Alle Jahre wieder ... kommt nach der Honigernte* die Behandlung der Bienen gegen die Varroamilbe. Alle Jahre wieder ... steht man vor der Frage behandeln oder nicht. Man möchte seinen Bienen so wenig wie möglich stören und schon gar nicht mit ätzender Säure schädigen. Leider ist  in unserer Zeit das Ganze wie russisches Roulette. Behandelt man nicht, riskiert man den Tod der Bienen über den Winter. Behandelt man, schwächt man auf jeden Fall die Bienen durch das einbringen der Säure. In Anbetracht der Tatsache, dass die einzelne Biene nur eine kurze Lebensdauer hat, werden die eventuellen Verluste an Bienen schnell wieder ausgeglichen. Ein verseuchter Stock allerdings ist der sichere Tod des ganzen Volkes. Also hilft es leider nichts zu hadern, sondern es muss behandelt werden, auch wenn immer ein Restrisiko bleibt.
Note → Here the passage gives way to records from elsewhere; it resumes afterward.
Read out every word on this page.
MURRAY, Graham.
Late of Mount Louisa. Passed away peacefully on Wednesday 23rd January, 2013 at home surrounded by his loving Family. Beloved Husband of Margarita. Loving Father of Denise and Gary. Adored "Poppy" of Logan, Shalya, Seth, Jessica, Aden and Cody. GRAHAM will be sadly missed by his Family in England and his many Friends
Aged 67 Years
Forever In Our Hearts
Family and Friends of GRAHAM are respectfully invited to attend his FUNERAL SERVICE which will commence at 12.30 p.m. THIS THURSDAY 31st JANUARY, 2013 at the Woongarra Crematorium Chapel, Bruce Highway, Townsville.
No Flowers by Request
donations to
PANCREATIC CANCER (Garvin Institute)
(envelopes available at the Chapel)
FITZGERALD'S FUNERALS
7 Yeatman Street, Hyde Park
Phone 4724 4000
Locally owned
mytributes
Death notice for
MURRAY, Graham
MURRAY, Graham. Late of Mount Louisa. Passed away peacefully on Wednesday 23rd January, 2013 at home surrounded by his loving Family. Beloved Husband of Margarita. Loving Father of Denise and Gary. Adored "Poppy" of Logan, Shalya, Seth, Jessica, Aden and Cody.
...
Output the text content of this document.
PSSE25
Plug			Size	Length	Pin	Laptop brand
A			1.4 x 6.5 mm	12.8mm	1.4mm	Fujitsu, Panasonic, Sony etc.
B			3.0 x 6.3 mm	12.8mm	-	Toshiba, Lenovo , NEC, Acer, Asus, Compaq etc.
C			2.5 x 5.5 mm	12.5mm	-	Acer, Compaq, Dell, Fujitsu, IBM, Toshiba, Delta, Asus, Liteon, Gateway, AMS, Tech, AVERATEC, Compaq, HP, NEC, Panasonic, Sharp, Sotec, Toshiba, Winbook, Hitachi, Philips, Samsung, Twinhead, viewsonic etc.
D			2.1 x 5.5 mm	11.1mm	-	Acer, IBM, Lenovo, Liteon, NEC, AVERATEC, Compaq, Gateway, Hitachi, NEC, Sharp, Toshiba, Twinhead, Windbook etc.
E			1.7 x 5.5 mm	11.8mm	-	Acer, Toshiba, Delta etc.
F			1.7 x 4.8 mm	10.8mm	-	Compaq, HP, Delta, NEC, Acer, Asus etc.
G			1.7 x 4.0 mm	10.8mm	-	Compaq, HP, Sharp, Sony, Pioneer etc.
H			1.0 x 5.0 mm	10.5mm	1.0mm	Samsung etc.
Heute habe ich nun 200ml Ameisensäure 60% ad.us.vet. in den Nassenheider Verdunster gepackt, das Trennshied entnommen und den Verdunster in den Honigraum gestellt. Da bleibt er nun ca. 10 Tage, wird dann noch einmal für 4 weitere Tage befüllt. Ich hoffe und wünsche, das es den Bienchen so gut wie möglich dabei geht und möglichst nur die Milben absterben.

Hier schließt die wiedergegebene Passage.